For many years (at least since the late 1960s) I’ve considered that I was engaged in Nacirema and Naidanac studies, which specialty is ultimately inspired by Horace Miner’s Body Ritual among the Nacirema (American Anthropologist 1956).

…According to Nacirema mythology, their nation was originated by a culture hero, Notgnihsaw, who is otherwise known for two great feats of strength – the throwing of a piece of wampum across the river Pa-To-Mac and the chopping down of a cherry tree in which the Spirit of Truth resided…

The documents of this backwater of anthropology include many films that could only be American (there are films that could only be English, or Swedish, or French, etc.—that have contents and characters that simply are not thinkable as American). Translation across cultural boundaries is perilous, as exemplified by [perhaps] well-meaning efforts to translate dialog. Yesterday I watched The Big Lebowski with French subtitles, which obscured about 90% of the humor as it would be appreciated by a native speaker. “Dude” is glossed as “Mec”, for example…
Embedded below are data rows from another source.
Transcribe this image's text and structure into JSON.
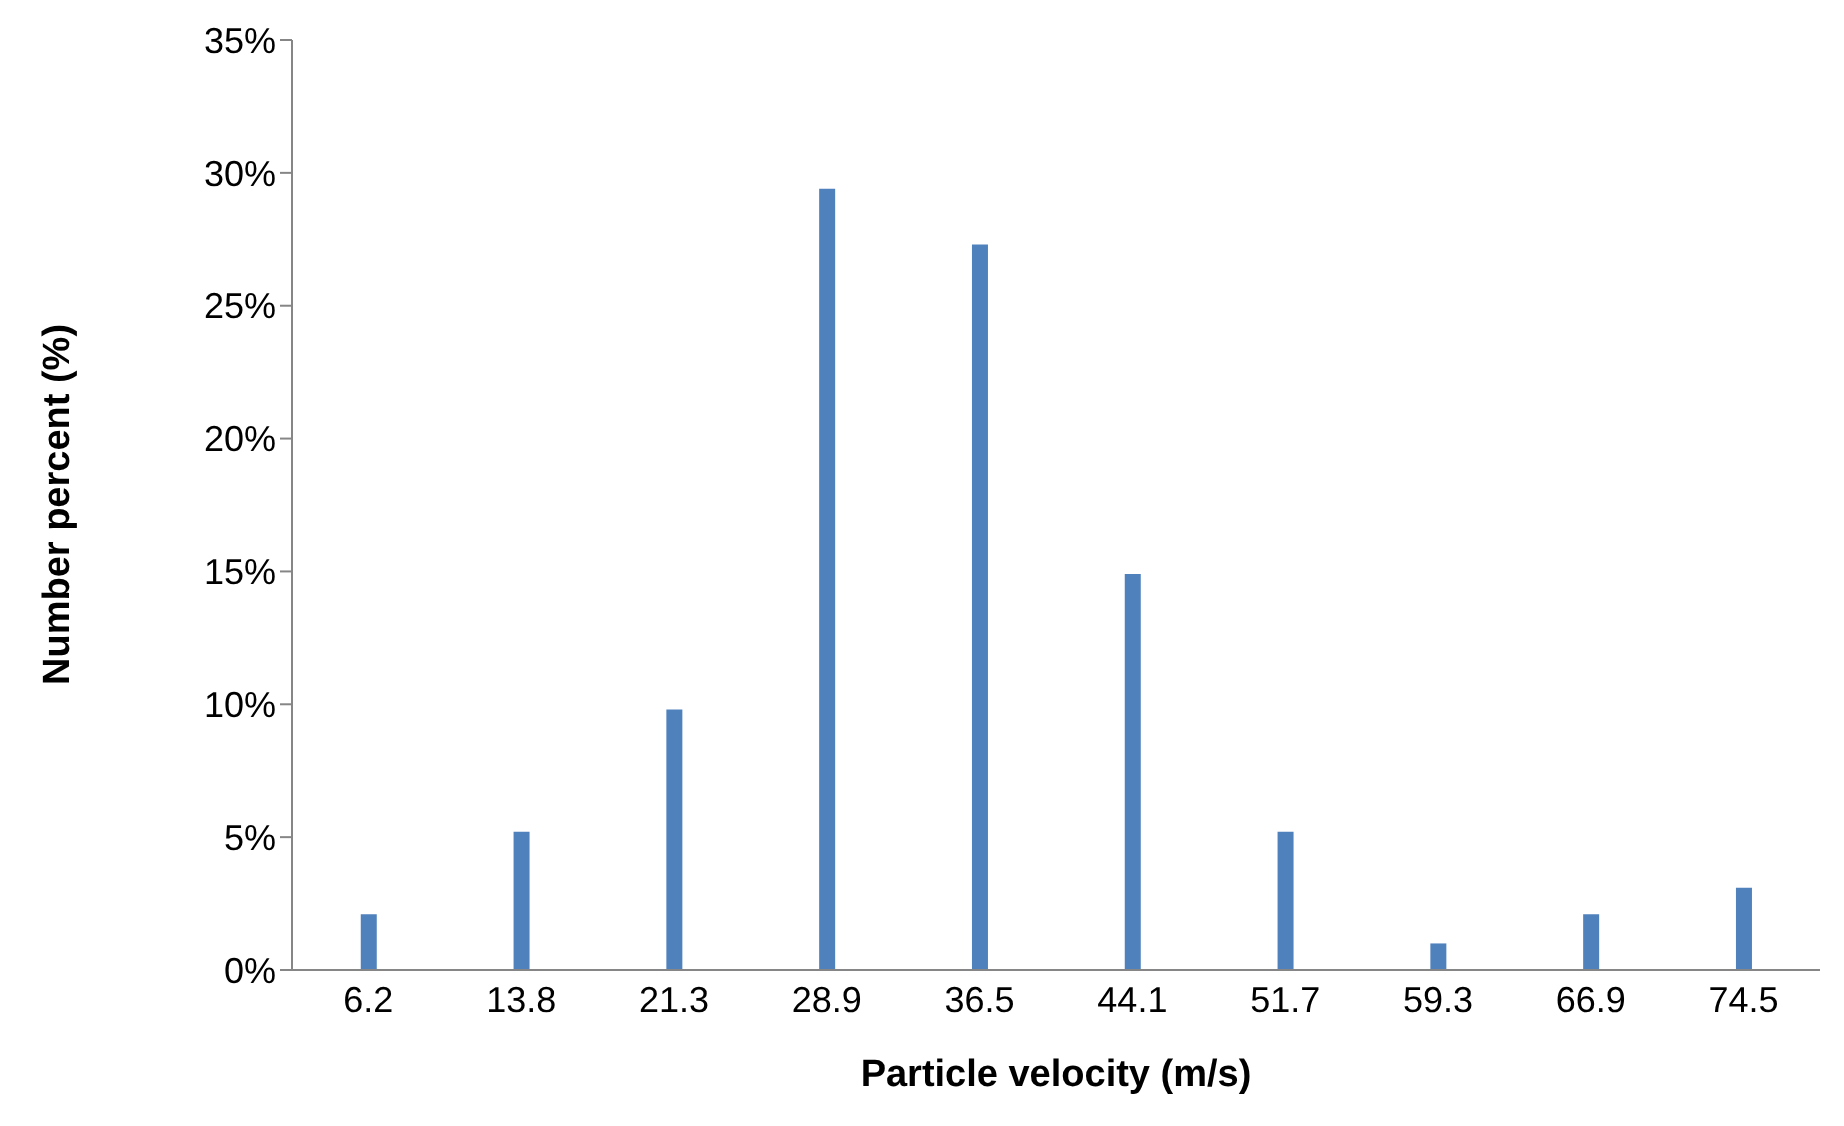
{
  "chart_data": {
    "type": "bar",
    "xlabel": "Particle velocity (m/s)",
    "ylabel": "Number percent (%)",
    "categories": [
      "6.2",
      "13.8",
      "21.3",
      "28.9",
      "36.5",
      "44.1",
      "51.7",
      "59.3",
      "66.9",
      "74.5"
    ],
    "values": [
      2.1,
      5.2,
      9.8,
      29.4,
      27.3,
      14.9,
      5.2,
      1.0,
      2.1,
      3.1
    ],
    "color": "#4f81bd",
    "ylim": [
      0,
      35
    ],
    "yticks": [
      {
        "value": 0,
        "label": "0%"
      },
      {
        "value": 5,
        "label": "5%"
      },
      {
        "value": 10,
        "label": "10%"
      },
      {
        "value": 15,
        "label": "15%"
      },
      {
        "value": 20,
        "label": "20%"
      },
      {
        "value": 25,
        "label": "25%"
      },
      {
        "value": 30,
        "label": "30%"
      },
      {
        "value": 35,
        "label": "35%"
      }
    ],
    "grid": false,
    "legend": false
  }
}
So the immediate problem is to explicate what I see in The Big Lebowski, why I regard it as “one of the best…”, why I’m gobsmacked that everybody doesn’t know it for the cultural icon I believe it to be, and so eventually to arrive at why I cited “the Dude abides” as my own take on elements of The Big Picture. I do have to recognize that some of this is, as we say, non-transitive—it may not be explicable/understandable to others, and my take may reduce in their perception to another example of oook’s frivolous, flippant, profane stance toward the sublime and numinous, toward what really matters. So it goes, to invoke Vonnegut again.

I think a substantial element in my Umwelt (“self-centered world”—a coinage of Jakob von Uexcüll [1909]: “the small subset of the world that an animal is able to detect“) arose from/in California 1956-1961. Just how might be discoverable via introspection, but the details are for another time. The notion that fictional characters in literature, in films, in songs, in visual imagery can encode and express verities is surely at the core of what California taught me in those years, and is obviously the bedrock of the movie industry. The Sam Elliott character who NARRATES The Big Lebowski is obviously a necessary/essential fabrication; and the Dude may be, as Sam Elliott says, “a man for his time and place”… We enter a world of total fantasy, populated by preposterous characters who nonetheless REFLECT realities we recognize as possible, plausible. Walter Sobchak is a Type; Maudie and the Big Lebowski himself and the other goofballs who populate the film are not without some relation to reality. Or Reality. Julianne Moore [Maude Lebowski] puts it thus:

I feel like we all kind of know people like the Dude, or have known people like the Dude in our lives, this whole idea that the Dude abides. He’s always there, always doing his thing. There is something about him that is straightforward and honest, and he is who he is. And he’s hung onto that, you know? He hasn’t been deterred by time changing.
(I’m a Lebowski, You’re a Lebowski: Life, The Big Lebowski, and what have you, pg 40)

It’s the preposterous that makes the film memorable, that captures our attention in every scene. NB other books: The Abide Guide: Living Like Lebowski, The Dude De Ching: New Annotated Edition, and The Tao of the Dude: Awesome Insights of Deep Dudes from Lao Tzu to Lebowski, all by by Oliver Benjamin…

But would I read the film in that way if I hadn’t been transported from New England sensibilities in 1956, at age 13, and immersed in Southern California for the next 5 years? And if I hadn’t spent another formative 5 years in the Bay Area, 1967-1972?